Yaşadığımız kriz sonrasının önemli gündem maddelerinden biri de “gıda arzının güvencesini” sağlamaktır. Gıda üretimi de birey ve toplulukların kendi başlarına çözemeyecekleri bir sorundur.
Gıda arzının güvencesi, ortak varlıkların değerlendirilmesi çerçevesinde ele alınmalıdır.
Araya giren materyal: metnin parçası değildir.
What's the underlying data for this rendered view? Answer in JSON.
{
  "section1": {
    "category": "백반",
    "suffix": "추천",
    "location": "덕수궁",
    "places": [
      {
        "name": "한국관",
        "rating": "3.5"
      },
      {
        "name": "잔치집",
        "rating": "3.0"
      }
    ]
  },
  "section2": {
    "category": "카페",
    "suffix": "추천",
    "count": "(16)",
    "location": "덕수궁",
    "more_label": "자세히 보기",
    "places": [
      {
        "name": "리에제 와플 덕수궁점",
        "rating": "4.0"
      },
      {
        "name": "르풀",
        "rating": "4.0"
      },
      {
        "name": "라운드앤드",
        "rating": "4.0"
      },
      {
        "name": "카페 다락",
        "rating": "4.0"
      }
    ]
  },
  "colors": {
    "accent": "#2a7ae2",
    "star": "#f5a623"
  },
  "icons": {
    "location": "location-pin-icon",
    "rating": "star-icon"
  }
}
Sürdürebilir gıda arzını güvence altına olacak olan da tarım ve hayvancılık alanının yapılandırılmasıdır. Gıda arzının güvencesi için tarım ve hayvancılık alanında yapılması gerekenleri özetle şöyle tanımlayabiliriz:

Birincisi, tarım ve hayvancılık bir ülkenin kalkınmasında “gerek şart midir, yeter şar mi?” Bu sorunun yanıtını net vermeliyiz ki, geçmişten getirdiğimiz ezberlerin peşine takılmayalım; kaynaklarımızı yanlış yerlere bağlamayalım.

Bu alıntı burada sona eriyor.